The gene makes infections resistant to all polymyxin antibiotics, including colistic, which are the last line of defense when all other antibiotics have failed.

The fear is that MCR-1 could transfer to other bacteria and turn them into superbugs, too.

Experts have been warning that untreatable infections couldcreate an “antibiotic apocalypse”that would plunge medicine back into the dark ages. Scientists said humanity was on the brink of just such an era when the drug-resistant bacteria were discovered in China, not knowing how quickly it would cross oceans and infect more animals and people.

Scientists in the U.K. say that the danger to humans is low, for now, but they also thought they had 3 more years before colistin-resistance would spread from China to England, not just a single month.

Professor Alan Johnson, from Public Health England, said:

“Our assessment is that the public health risk posed by this gene is currently considered very low, but is subject to ongoing review as more information becomes available.

The organisms identified can be killed by cooking your food properly and all the bacteria we identified with this gene were responsive to other antibiotics, called carbapenems.

We will monitor this closely, and will provide any further public advice as needed.”

Out of 24,000 bacterial samples kept on record from 2012 to 2015 by Public Health England, 15 of them tested positive for colistin-resistant bacteria, including samples of salmonella and E. coli. The E. coli bacteria were also found to be resistant to cephalosporin antibiotics. The bugs were also discovered on 3 pig farms by the Animals and Plant Health Agency.

Colistin is heavily overused in livestock, namely pigs and chickens, where it is given to animals to promote growth and prevent them from getting sick. Scientists believe the MCR-1 gene has spread from farm animals to humans because it is used far more frequently in veterinary medicine than in human medicine.

Cóilín Nunan, Scientific Adviser to the Alliance to Save Our Antibiotics, said:

“‘Despite scientists saying that resistance to this last-resort antibiotic is likely to be spreading from farm animals to humans, it still remains completely legal in the UK and in most EU countries to routinely feed colistin to large groups of intensively farmed animals, even when no disease has been diagnosed in any of the animals.

We need the government, the European Commission and regulatory bodies like the Veterinary Medicines Directorate to respond urgently.

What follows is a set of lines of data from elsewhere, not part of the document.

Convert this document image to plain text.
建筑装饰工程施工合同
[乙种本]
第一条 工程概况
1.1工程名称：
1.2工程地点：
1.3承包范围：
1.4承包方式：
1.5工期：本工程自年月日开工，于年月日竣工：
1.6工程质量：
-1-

The routine preventative use in farming of colistin, and all antibiotics important in human medicine, needs to be banned immediately.”

Fortunately, colistin isn’t given to livestock in the United States, but about 80% of antibiotics sold in the U.S. go to livestock farms, and 60% of those drugs are considered crucial to human medicine. We are far from safe; the MCR-1 gene could just as easily transfer to penicillin.

Antibiotic resistance kills some 700,000 people globally every year, and that number is expected to rise to 10 million by 2050.